The Flapper and Firkin at Cambrian Wharf is set to be demolished to make way for a Brindleyplace-style scheme alongside the Birmingham and Fazeley Canal.
The Cambrian Student Hall and the Cambridge Street multi-storey car park have also been earmarked for demolition.
The Flapper has hosted scores of bands making their way up the music ladder, including Editors, who regarded Birmingham as their base and inspiration.
Earlier this year, Editors' frontman Tom Smith said the pub was “where it all started” for his band.
The area is set to be called Baskerville Wharf and feature hotels, shops, bars and restaurants alongside housing and student apartments.
It will be built with developer Targetfellow.
City regeneration bosses hailed the Baskerville Wharf agreement as another major step in the revamp of Birmingham City Centre’s Westside, with the Library of Birmingham, Arena Central and V-building already planned for sites surrounding Centenary Square.
City regeneration chief Coun Neville Summerfield (Con, Brandwood) said: “The initial proposals for Baskerville Wharf will boost Birmingham’s standing as a global city, encouraging economic prosperity with a new development in an appealing canal-side location.

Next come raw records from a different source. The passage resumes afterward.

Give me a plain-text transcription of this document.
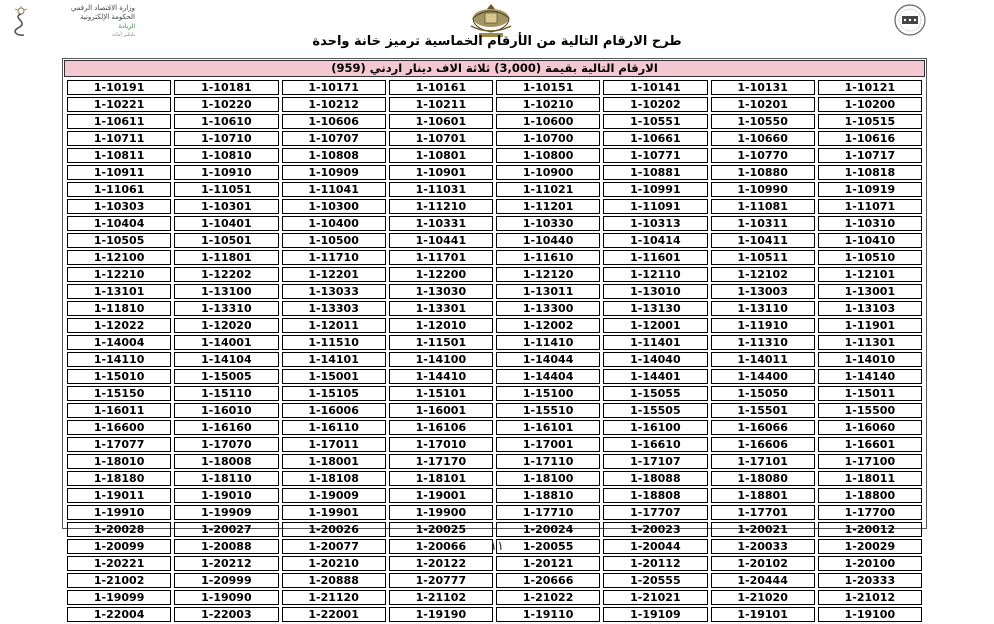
وزارة الاقتصاد الرقمي
الحكومة الإلكترونية
الريادة
بلتكير أمانة	طرح الارقام التالية من الأرقام الخماسية ترميز خانة واحدة
الارقام التالية بقيمة (3,000) ثلاثة الاف دينار اردني (959)
1-10191	1-10181	1-10171	1-10161	1-10151	1-10141	1-10131	1-10121
1-10221	1-10220	1-10212	1-10211	1-10210	1-10202	1-10201	1-10200
1-10611	1-10610	1-10606	1-10601	1-10600	1-10551	1-10550	1-10515
1-10711	1-10710	1-10707	1-10701	1-10700	1-10661	1-10660	1-10616
1-10811	1-10810	1-10808	1-10801	1-10800	1-10771	1-10770	1-10717
1-10911	1-10910	1-10909	1-10901	1-10900	1-10881	1-10880	1-10818
1-11061	1-11051	1-11041	1-11031	1-11021	1-10991	1-10990	1-10919
1-10303	1-10301	1-10300	1-11210	1-11201	1-11091	1-11081	1-11071
1-10404	1-10401	1-10400	1-10331	1-10330	1-10313	1-10311	1-10310
1-10505	1-10501	1-10500	1-10441	1-10440	1-10414	1-10411	1-10410
1-12100	1-11801	1-11710	1-11701	1-11610	1-11601	1-10511	1-10510
1-12210	1-12202	1-12201	1-12200	1-12120	1-12110	1-12102	1-12101
1-13101	1-13100	1-13033	1-13030	1-13011	1-13010	1-13003	1-13001
1-11810	1-13310	1-13303	1-13301	1-13300	1-13130	1-13110	1-13103
1-12022	1-12020	1-12011	1-12010	1-12002	1-12001	1-11910	1-11901
1-14004	1-14001	1-11510	1-11501	1-11410	1-11401	1-11310	1-11301
1-14110	1-14104	1-14101	1-14100	1-14044	1-14040	1-14011	1-14010
1-15010	1-15005	1-15001	1-14410	1-14404	1-14401	1-14400	1-14140
1-15150	1-15110	1-15105	1-15101	1-15100	1-15055	1-15050	1-15011
1-16011	1-16010	1-16006	1-16001	1-15510	1-15505	1-15501	1-15500
1-16600	1-16160	1-16110	1-16106	1-16101	1-16100	1-16066	1-16060
1-17077	1-17070	1-17011	1-17010	1-17001	1-16610	1-16606	1-16601
1-18010	1-18008	1-18001	1-17170	1-17110	1-17107	1-17101	1-17100
1-18180	1-18110	1-18108	1-18101	1-18100	1-18088	1-18080	1-18011
1-19011	1-19010	1-19009	1-19001	1-18810	1-18808	1-18801	1-18800
1-19910	1-19909	1-19901	1-19900	1-17710	1-17707	1-17701	1-17700
1-20028	1-20027	1-20026	1-20025	1-20024	1-20023	1-20021	1-20012
1-20099	1-20088	1-20077	1-20066	1-20055	1-20044	1-20033	1-20029
1-20221	1-20212	1-20210	1-20122	1-20121	1-20112	1-20102	1-20100
1-21002	1-20999	1-20888	1-20777	1-20666	1-20555	1-20444	1-20333
1-19099	1-19090	1-21120	1-21102	1-21022	1-21021	1-21020	1-21012
1-22004	1-22003	1-22001	1-19190	1-19110	1-19109	1-19101	1-19100
١١
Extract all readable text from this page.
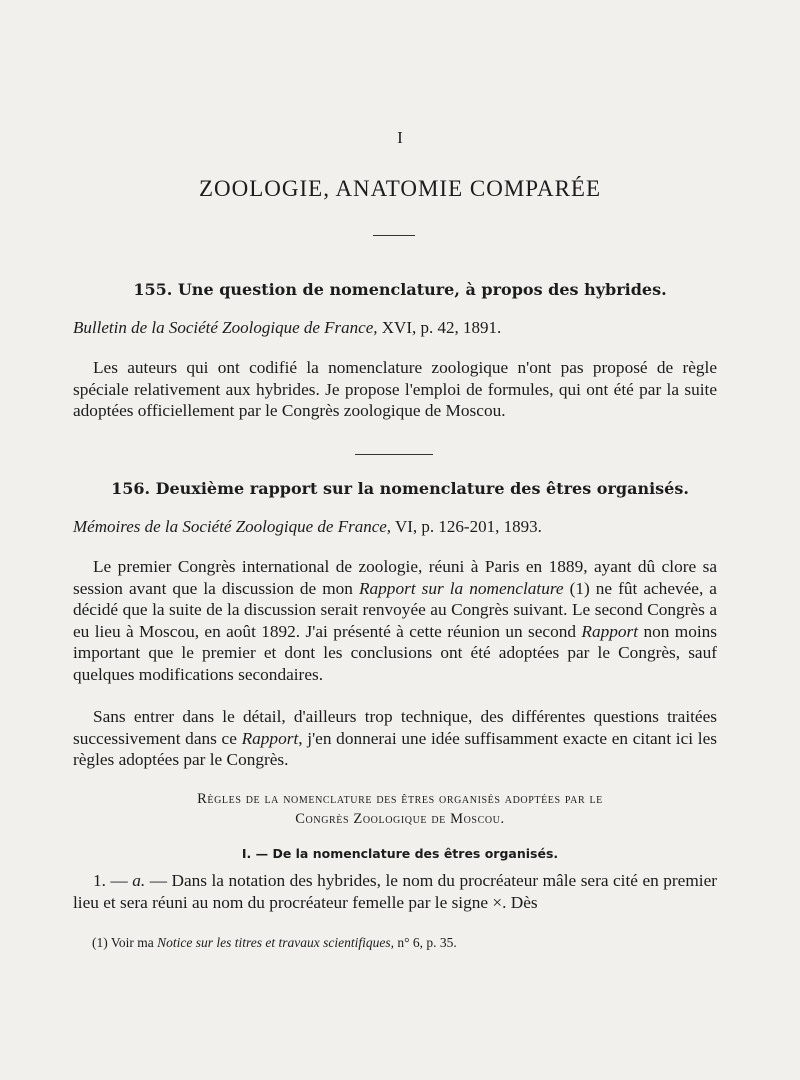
I
ZOOLOGIE, ANATOMIE COMPARÉE
155. Une question de nomenclature, à propos des hybrides.
Bulletin de la Société Zoologique de France, XVI, p. 42, 1891.
Les auteurs qui ont codifié la nomenclature zoologique n'ont pas proposé de règle spéciale relativement aux hybrides. Je propose l'emploi de formules, qui ont été par la suite adoptées officiellement par le Congrès zoologique de Moscou.
156. Deuxième rapport sur la nomenclature des êtres organisés.
Mémoires de la Société Zoologique de France, VI, p. 126-201, 1893.
Le premier Congrès international de zoologie, réuni à Paris en 1889, ayant dû clore sa session avant que la discussion de mon Rapport sur la nomenclature (1) ne fût achevée, a décidé que la suite de la discussion serait renvoyée au Congrès suivant. Le second Congrès a eu lieu à Moscou, en août 1892. J'ai présenté à cette réunion un second Rapport non moins important que le premier et dont les conclusions ont été adoptées par le Congrès, sauf quelques modifications secondaires.
Sans entrer dans le détail, d'ailleurs trop technique, des différentes questions traitées successivement dans ce Rapport, j'en donnerai une idée suffisamment exacte en citant ici les règles adoptées par le Congrès.
Règles de la nomenclature des êtres organisés adoptées par le
Congrès Zoologique de Moscou.
I. — De la nomenclature des êtres organisés.
1. — a. — Dans la notation des hybrides, le nom du procréateur mâle sera cité en premier lieu et sera réuni au nom du procréateur femelle par le signe ×. Dès
(1) Voir ma Notice sur les titres et travaux scientifiques, n° 6, p. 35.
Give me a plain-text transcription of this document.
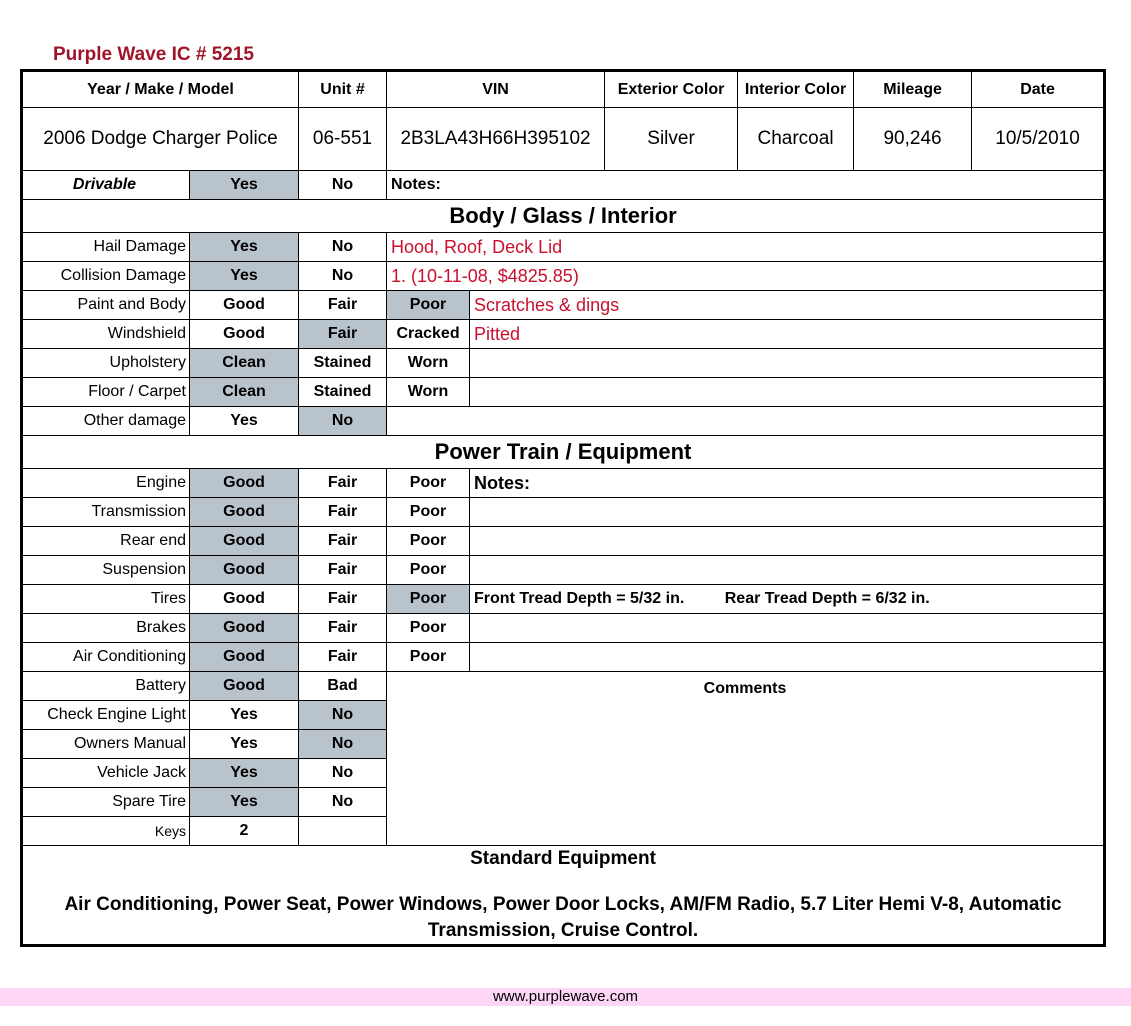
Purple Wave IC # 5215
Year / Make / Model		Unit #	VIN		Exterior Color	Interior Color	Mileage	Date
2006 Dodge Charger Police		06-551	2B3LA43H66H395102		Silver	Charcoal	90,246	10/5/2010
Drivable	Yes	No	Notes:					
Body / Glass / Interior								
Hail Damage	Yes	No	Hood, Roof, Deck Lid					
Collision Damage	Yes	No	1. (10-11-08, $4825.85)					
Paint and Body	Good	Fair	Poor	Scratches & dings				
Windshield	Good	Fair	Cracked	Pitted				
Upholstery	Clean	Stained	Worn					
Floor / Carpet	Clean	Stained	Worn					
Other damage	Yes	No						
Power Train / Equipment								
Engine	Good	Fair	Poor	Notes:				
Transmission	Good	Fair	Poor					
Rear end	Good	Fair	Poor					
Suspension	Good	Fair	Poor					
Tires	Good	Fair	Poor	Front Tread Depth = 5/32 in. Rear Tread Depth = 6/32 in.				
Brakes	Good	Fair	Poor					
Air Conditioning	Good	Fair	Poor					
Battery	Good	Bad	Comments					
Check Engine Light	Yes	No						
Owners Manual	Yes	No						
Vehicle Jack	Yes	No						
Spare Tire	Yes	No						
Keys	2							

Standard Equipment
Air Conditioning, Power Seat, Power Windows, Power Door Locks, AM/FM Radio, 5.7 Liter Hemi V-8, Automatic Transmission, Cruise Control.								
www.purplewave.com
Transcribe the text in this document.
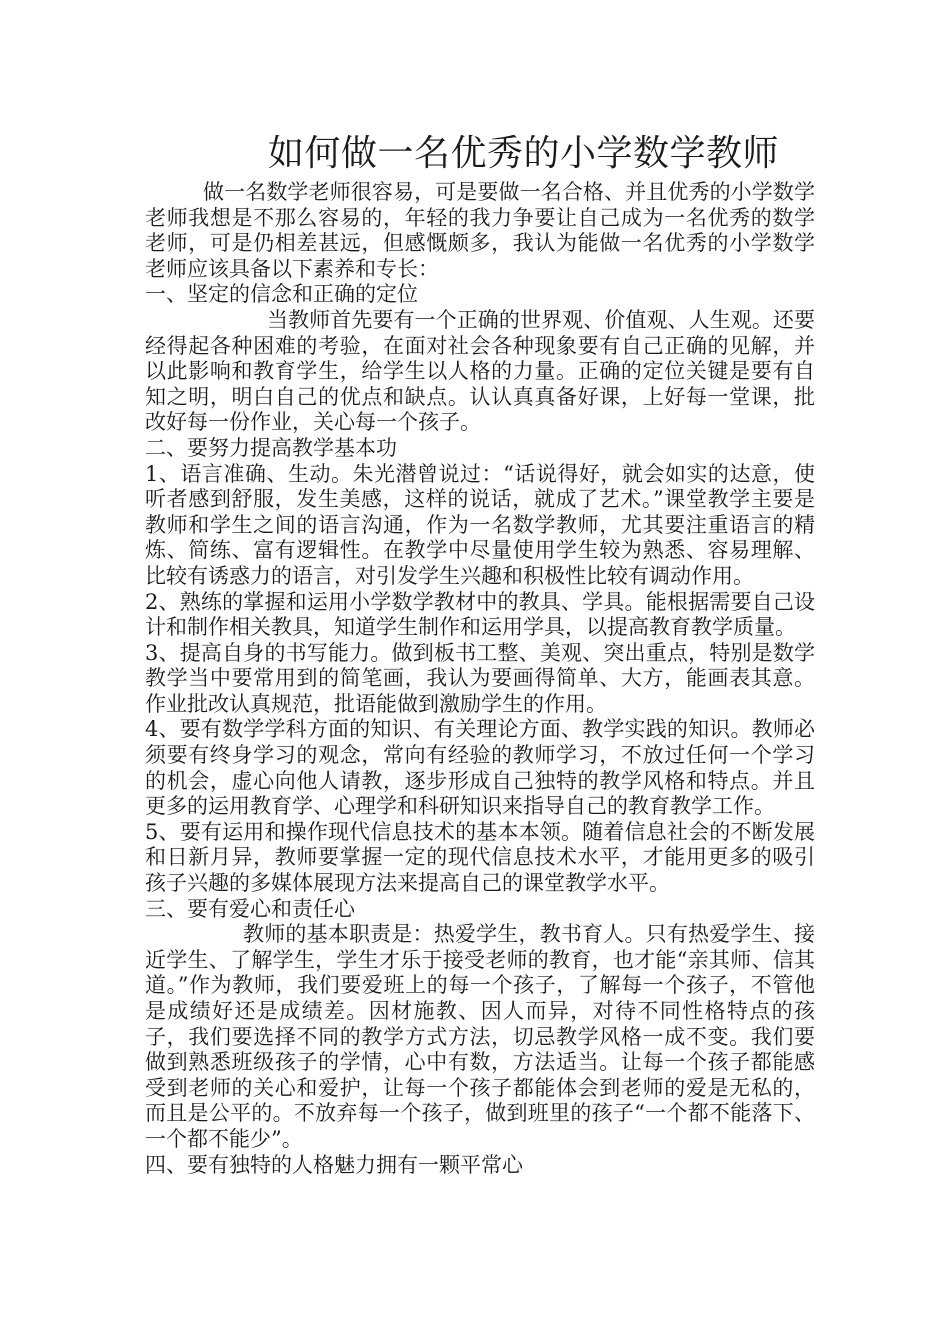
如何做一名优秀的小学数学教师

做一名数学老师很容易，可是要做一名合格、并且优秀的小学数学老师我想是不那么容易的，年轻的我力争要让自己成为一名优秀的数学老师，可是仍相差甚远，但感慨颇多，我认为能做一名优秀的小学数学老师应该具备以下素养和专长：

一、坚定的信念和正确的定位

当教师首先要有一个正确的世界观、价值观、人生观。还要经得起各种困难的考验，在面对社会各种现象要有自己正确的见解，并以此影响和教育学生，给学生以人格的力量。正确的定位关键是要有自知之明，明白自己的优点和缺点。认认真真备好课，上好每一堂课，批改好每一份作业，关心每一个孩子。

二、要努力提高教学基本功

1、语言准确、生动。朱光潜曾说过：“话说得好，就会如实的达意，使听者感到舒服，发生美感，这样的说话，就成了艺术。”课堂教学主要是教师和学生之间的语言沟通，作为一名数学教师，尤其要注重语言的精炼、简练、富有逻辑性。在教学中尽量使用学生较为熟悉、容易理解、比较有诱惑力的语言，对引发学生兴趣和积极性比较有调动作用。

2、熟练的掌握和运用小学数学教材中的教具、学具。能根据需要自己设计和制作相关教具，知道学生制作和运用学具，以提高教育教学质量。

3、提高自身的书写能力。做到板书工整、美观、突出重点，特别是数学教学当中要常用到的简笔画，我认为要画得简单、大方，能画表其意。作业批改认真规范，批语能做到激励学生的作用。

4、要有数学学科方面的知识、有关理论方面、教学实践的知识。教师必须要有终身学习的观念，常向有经验的教师学习，不放过任何一个学习的机会，虚心向他人请教，逐步形成自己独特的教学风格和特点。并且更多的运用教育学、心理学和科研知识来指导自己的教育教学工作。

5、要有运用和操作现代信息技术的基本本领。随着信息社会的不断发展和日新月异，教师要掌握一定的现代信息技术水平，才能用更多的吸引孩子兴趣的多媒体展现方法来提高自己的课堂教学水平。

三、要有爱心和责任心

教师的基本职责是：热爱学生，教书育人。只有热爱学生、接近学生、了解学生，学生才乐于接受老师的教育，也才能“亲其师、信其道。”作为教师，我们要爱班上的每一个孩子，了解每一个孩子，不管他是成绩好还是成绩差。因材施教、因人而异，对待不同性格特点的孩子，我们要选择不同的教学方式方法，切忌教学风格一成不变。我们要做到熟悉班级孩子的学情，心中有数，方法适当。让每一个孩子都能感受到老师的关心和爱护，让每一个孩子都能体会到老师的爱是无私的，而且是公平的。不放弃每一个孩子，做到班里的孩子“一个都不能落下、一个都不能少”。

四、要有独特的人格魅力拥有一颗平常心
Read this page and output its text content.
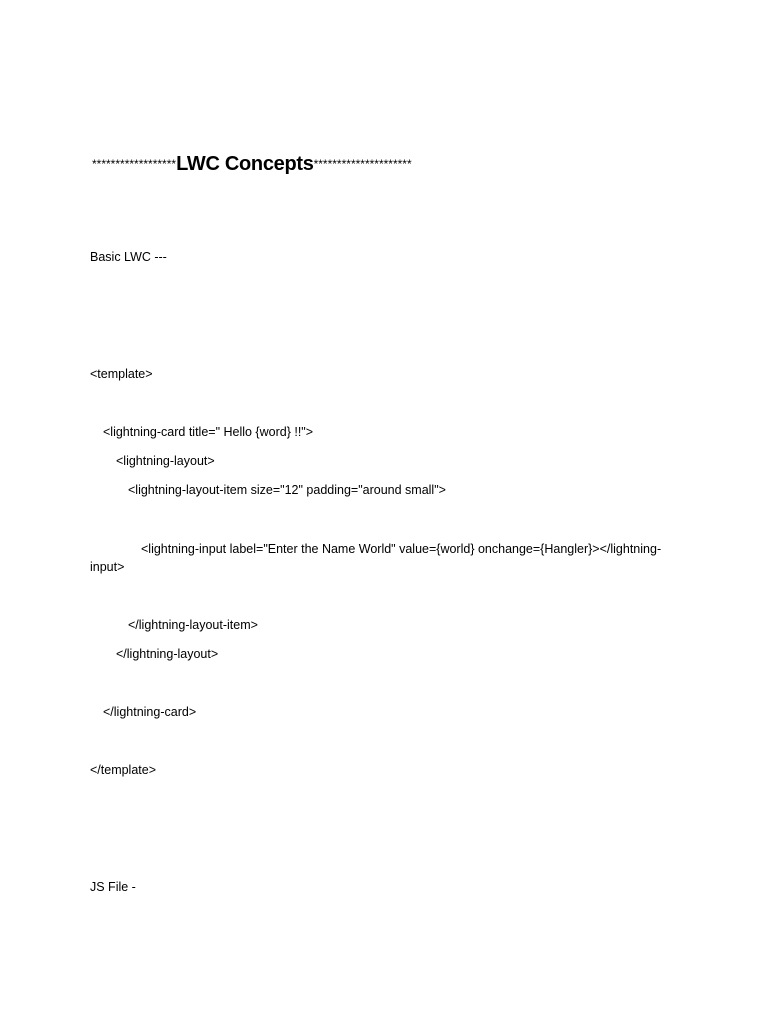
******************LWC Concepts*********************
Basic LWC ---
<template>
<lightning-card title=" Hello {word} !!">
<lightning-layout>
<lightning-layout-item size="12" padding="around small">
<lightning-input label="Enter the Name World" value={world} onchange={Hangler}></lightning-input>
</lightning-layout-item>
</lightning-layout>
</lightning-card>
</template>
JS File -
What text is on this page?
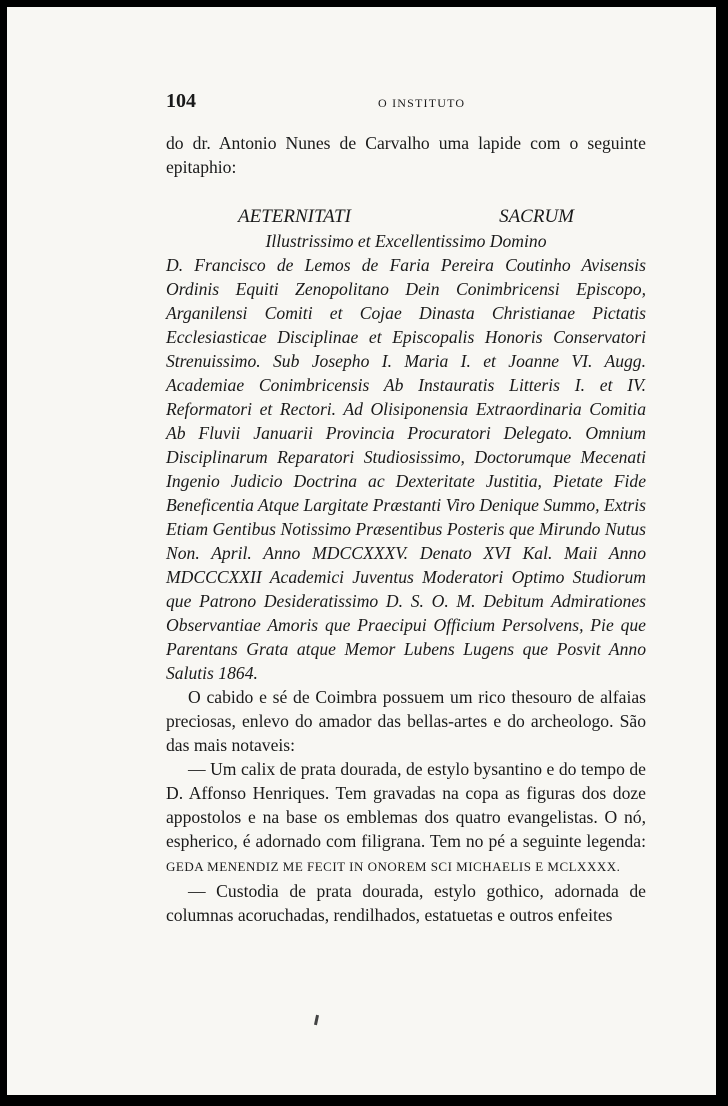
104	O INSTITUTO
do dr. Antonio Nunes de Carvalho uma lapide com o seguinte epitaphio:
AETERNITATI	SACRUM
Illustrissimo et Excellentissimo Domino
D. Francisco de Lemos de Faria Pereira Coutinho Avisensis Ordinis Equiti Zenopolitano Dein Conimbricensi Episcopo, Arganilensi Comiti et Cojae Dinasta Christianae Pictatis Ecclesiasticae Disciplinae et Episcopalis Honoris Conservatori Strenuissimo. Sub Josepho I. Maria I. et Joanne VI. Augg. Academiae Conimbricensis Ab Instauratis Litteris I. et IV. Reformatori et Rectori. Ad Olisiponensia Extraordinaria Comitia Ab Fluvii Januarii Provincia Procuratori Delegato. Omnium Disciplinarum Reparatori Studiosissimo, Doctorumque Mecenati Ingenio Judicio Doctrina ac Dexteritate Justitia, Pietate Fide Beneficentia Atque Largitate Præstanti Viro Denique Summo, Extris Etiam Gentibus Notissimo Præsentibus Posteris que Mirundo Nutus Non. April. Anno MDCCXXXV. Denato XVI Kal. Maii Anno MDCCCXXII Academici Juventus Moderatori Optimo Studiorum que Patrono Desideratissimo D. S. O. M. Debitum Admirationes Observantiae Amoris que Praecipui Officium Persolvens, Pie que Parentans Grata atque Memor Lubens Lugens que Posvit Anno Salutis 1864.

O cabido e sé de Coimbra possuem um rico thesouro de alfaias preciosas, enlevo do amador das bellas-artes e do archeologo. São das mais notaveis:

— Um calix de prata dourada, de estylo bysantino e do tempo de D. Affonso Henriques. Tem gravadas na copa as figuras dos doze appostolos e na base os emblemas dos quatro evangelistas. O nó, espherico, é adornado com filigrana. Tem no pé a seguinte legenda: GEDA MENENDIZ ME FECIT IN ONOREM SCI MICHAELIS E MCLXXXX.

— Custodia de prata dourada, estylo gothico, adornada de columnas acoruchadas, rendilhados, estatuetas e outros enfeites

"It will fit in with our wider aims for the city centre providing a prime site for investment, within a key area where people live and businesses thrive."
The city has already worked on the revamp of Baskerville House with Targetfellow.
The firm’s development director Julian Wells said: “We are committed to the expansion of Westside and the success and growth of the city.
"Baskerville Wharf represents an exciting project for Birmingham with the potential for significant inward and national investment.
"With the city set to see £17 billion-worth of inward investment in regeneration over the next decade, we want to play our part in this process."
It is expected that proposals and a planning application could be submitted early next year.
This is one of the best live music venues Birmingham has for hosting local talent.
Having just lost Edwards number 8 and the Jug Of Ale it seems like most of Birmingham’s independent music venue are slowly being lost…in this case for another apartment block.
What does Brum need most? Another apartment block – or a live music venue?